Line in park at food distribution

The Crisis that Changed Us

Unrest swept across the Twin Cities in the days following the killing of George Floyd, leaving the communities hardest hit by COVID with damaged or shuttered grocery stores. Second Harvest Heartland leadership was there from the beginning, calling our partners in affected neighborhoods to ask how we could help.

Water, milk, diapers, formula, hygiene products and cleaning supplies were in short supply and the need was dire. We know how to source and deliver food, but some of these essential items were new territory, so our next round of calls was to our retail and corporate partners. Target Corporation immediately offered water, toilet paper and hygiene products, while Blue Cross Blue Shield provided funding for baby formula. Next, we quickly turned our attention to mass food distributions coordinated with the cities of Minneapolis and St. Paul.

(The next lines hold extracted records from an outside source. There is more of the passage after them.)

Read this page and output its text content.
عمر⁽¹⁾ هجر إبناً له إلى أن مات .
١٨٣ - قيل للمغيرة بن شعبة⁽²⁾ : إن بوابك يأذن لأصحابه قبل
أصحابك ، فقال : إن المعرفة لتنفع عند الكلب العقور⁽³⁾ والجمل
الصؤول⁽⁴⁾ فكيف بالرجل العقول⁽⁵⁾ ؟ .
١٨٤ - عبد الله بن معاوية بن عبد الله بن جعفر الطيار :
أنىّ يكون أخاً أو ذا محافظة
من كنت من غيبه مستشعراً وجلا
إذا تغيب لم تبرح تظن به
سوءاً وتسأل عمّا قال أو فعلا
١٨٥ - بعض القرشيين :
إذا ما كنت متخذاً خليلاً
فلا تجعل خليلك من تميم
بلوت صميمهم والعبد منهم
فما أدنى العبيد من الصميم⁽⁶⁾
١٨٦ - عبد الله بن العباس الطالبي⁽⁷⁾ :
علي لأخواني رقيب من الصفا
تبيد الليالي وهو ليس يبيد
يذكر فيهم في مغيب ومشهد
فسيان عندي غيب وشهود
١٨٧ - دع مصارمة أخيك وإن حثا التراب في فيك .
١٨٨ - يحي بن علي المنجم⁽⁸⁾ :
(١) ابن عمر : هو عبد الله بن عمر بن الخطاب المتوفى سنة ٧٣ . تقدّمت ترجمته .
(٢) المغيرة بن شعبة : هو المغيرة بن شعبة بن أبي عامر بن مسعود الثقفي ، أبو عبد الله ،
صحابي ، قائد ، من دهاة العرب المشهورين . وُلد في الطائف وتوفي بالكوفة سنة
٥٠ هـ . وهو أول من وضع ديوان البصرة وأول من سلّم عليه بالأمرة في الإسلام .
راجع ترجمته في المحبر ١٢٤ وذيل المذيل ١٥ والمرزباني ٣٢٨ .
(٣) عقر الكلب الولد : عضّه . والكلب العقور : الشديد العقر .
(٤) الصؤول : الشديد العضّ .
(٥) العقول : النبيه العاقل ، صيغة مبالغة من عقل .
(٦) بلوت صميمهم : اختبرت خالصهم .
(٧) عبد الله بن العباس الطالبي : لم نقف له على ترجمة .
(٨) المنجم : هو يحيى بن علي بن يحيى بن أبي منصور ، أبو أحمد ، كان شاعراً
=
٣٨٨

Emergency grocery pop-ups were organized at Holy Trinity Church, Powderhorn Park and Hiawatha Leadership Academy.

By Monday morning of June 1, amid sustained unrest, we had distributed a pallet of formula, nine truckloads of emergency food boxes and fresh produce, newly sourced essentials and 1,600 hot meals from our Minnesota Central Kitchen initiative partners.

Our team of 19 drivers made those deliveries possible. Driver Juan Morales joined Second Harvest Heartland just days before the pandemic took hold. Juan’s daily routes take him to Willmar, Ivanhoe, Mankato and spots in-between. Spots, following the uprisings, like the Kmart parking lot on Lake Street. “In the days following the unrest, you’d arrive at an address, but it didn’t seem right. You’d call the customer from a random parking lot, and there they’d show up.” Sometimes it was canopies or tents, alleyways, parks and parking lots. Whatever the inventory, wherever the drop location, Juan and the team delivered.

Juan Morales

We now work to consistently stock essentials like diapers, formula and personal hygiene products. And we’ve learned how to listen to a community in crisis, source what’s needed and dispatch it safely to where it’s needed most. We hope we’re overprepared. What we know for sure is that no level of change or hardship should leave us hungry in the heartland, where there’s plenty of food to go around.